Aujourd’hui quand je pense au Bois du Cazier, je pense à un lieu mémoriel, un lieu de recueillement. Ce site aujourd’hui paisible, verdoyant et silencieux fut jadis théâtre de travail, de souffrance, de luttes silencieuses.
Pour nous au CRI Charleroi, s’y rendre n’est jamais une simple visite. C’est une plongée dans une mémoire vive, un moment de questionnement collectif, un point d’appui pour mieux comprendre les migrations passées et interroger celles du présent. Ce lieu inspire autant qu’il interroge. Il rappelle, par sa puissance symbolique, les drames humains, les choix politiques, les logiques économiques qui ont marqué l’histoire de l’immigration en Belgique.
On parle aujourd’hui d’interculturalité, de citoyenneté, de reconnaissance de l’apport des migrants. Et c’est essentiel. Mais il faut aussi se souvenir que ce « bel endroit » qu’est devenu le Bois du Cazier n’a pas toujours été ce site de mémoire apaisé. À l’époque, c’était avant tout un lieu d’exploitation. De ceux qu’on ne montre pas sur les cartes postales. On y plongeait à des centaines de mètres sous terre, sans parler la langue, sans connaître les règles du jeu, sans savoir qu’on n’était pas venu ici pour être accueilli, mais pour être utilisé. La Belgique n’a pas fait venir des hommes, elle a fait venir des bras. Des ressources humaines dans le sens le plus froid du terme. Il a fallu du temps pour que ces travailleurs deviennent visibles. Pour qu’ils soient reconnus comme des citoyens, et non comme une force de travail jetable.

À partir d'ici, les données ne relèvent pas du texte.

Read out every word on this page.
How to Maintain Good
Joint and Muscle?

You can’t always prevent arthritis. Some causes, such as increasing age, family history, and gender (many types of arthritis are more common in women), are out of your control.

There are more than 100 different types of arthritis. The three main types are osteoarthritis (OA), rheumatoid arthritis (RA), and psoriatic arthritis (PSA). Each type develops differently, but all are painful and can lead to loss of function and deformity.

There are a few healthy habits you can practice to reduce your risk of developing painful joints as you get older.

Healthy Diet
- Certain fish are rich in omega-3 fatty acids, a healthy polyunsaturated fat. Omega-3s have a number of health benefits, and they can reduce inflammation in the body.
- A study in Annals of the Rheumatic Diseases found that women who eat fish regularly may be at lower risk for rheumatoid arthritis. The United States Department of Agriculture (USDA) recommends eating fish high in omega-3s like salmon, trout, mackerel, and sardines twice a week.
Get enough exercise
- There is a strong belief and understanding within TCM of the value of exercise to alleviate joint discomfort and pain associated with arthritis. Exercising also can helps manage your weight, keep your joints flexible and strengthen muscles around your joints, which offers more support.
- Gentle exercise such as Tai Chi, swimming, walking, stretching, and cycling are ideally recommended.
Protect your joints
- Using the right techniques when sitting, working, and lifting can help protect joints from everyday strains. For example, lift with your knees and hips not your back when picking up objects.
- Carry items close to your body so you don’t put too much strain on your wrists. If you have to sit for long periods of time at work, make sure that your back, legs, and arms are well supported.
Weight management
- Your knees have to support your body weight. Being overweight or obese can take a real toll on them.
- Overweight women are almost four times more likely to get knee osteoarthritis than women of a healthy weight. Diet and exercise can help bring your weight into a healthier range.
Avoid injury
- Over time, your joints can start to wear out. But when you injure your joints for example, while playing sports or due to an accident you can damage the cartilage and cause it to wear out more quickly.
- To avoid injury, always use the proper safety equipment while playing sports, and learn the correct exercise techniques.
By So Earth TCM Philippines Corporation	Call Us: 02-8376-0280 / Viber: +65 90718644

Face à cette histoire, une question persiste : que se serait-il passé si une structure comme le CRI Charleroi avait existé à l’époque ? On ne peut refaire l’histoire, et il ne s’agit pas ici d’anachronisme. Dans les années 50, les ouvriers vivaient dans des conditions très précaires. Mais on ne peut ignorer que les travailleurs étrangers ont connu une double peine : celle du travail pénible et celle de l’exclusion sociale, linguistique, administrative. Ils étaient logés dans des baraquements, coupés de la société, réduits au silence. Et pourtant, malgré cela, quelque chose a germé.
Ce qui n’est pas venu d’en haut est venu d’en bas. Contre les logiques patronales, contre l’indifférence des autorités, des solidarités se sont mises en place. On s’est regroupés, organisés, on a créé des associations, des coopératives, des mutuelles. On a arraché, petit à petit, des droits fondamentaux. Le permis de travail, le séjour, la sécurité sociale, les allocations familiales, l’accès au logement : toutes ces avancées sont nées de la mobilisation des premiers concernés. Ce furent les débuts d’une citoyenneté active, souvent informelle, mais d’une puissance inestimable. Une sorte de proto-lobbying populaire, porté par ceux qui n’avaient que leur dignité pour tout bagage.
Et il y a eu la fraternité, cette valeur transversale si chère à notre travail. Dans les galeries, disait un ancien mineur, « quand on remonte, on est tous de la même couleur : noir, de la tête aux pieds ». Cette phrase dit tout. L’égalité s’y vivait dans la poussière, la peur et l’effort partagé. Et c’est dans cette expérience commune que se sont tissés les premiers liens interculturels, bien avant que le mot lui-même n’existe dans les discours publics.
Le Bois du Cazier, par sa force mémorielle, nous pousse à regarder notre présent autrement. Il nous montre comment les enjeux d’hier résonnent encore aujourd’hui : les migrations, la précarité, l’exclusion, mais aussi les luttes, les résistances, les conquêtes. Il nous rappelle que les politiques migratoires ne sont pas neutres, qu’elles s’ancrent toujours dans des contextes socio-économiques précis, dans des rapports de pouvoir qu’il faut décrypter. Il nous montre, aussi, combien la politisation des migrations est ancienne. Rien de neuf sous le soleil, si ce n’est notre capacité, aujourd’hui, à nommer les choses et à agir collectivement.
C’est dans cet esprit que le CRI Charleroi continue son travail. En entretenant la mémoire, en donnant la parole, en créant du lien. En rappelant que l’histoire des migrations n’est pas une parenthèse dans l’histoire, mais bien une de ses colonnes vertébrales. Ce que nous faisons aujourd’hui en termes d’accompagnement, de sensibilisations, s’inscrit dans une longue filiation. Cette filiation réelle et symbolique, c’est celle des mineurs de fond, celle des femmes invisibilisées dans les baraques. Mais c’est aussi notre histoire filiale, celle des enfants qui ont grandi aux interstices de mondes bigarrés.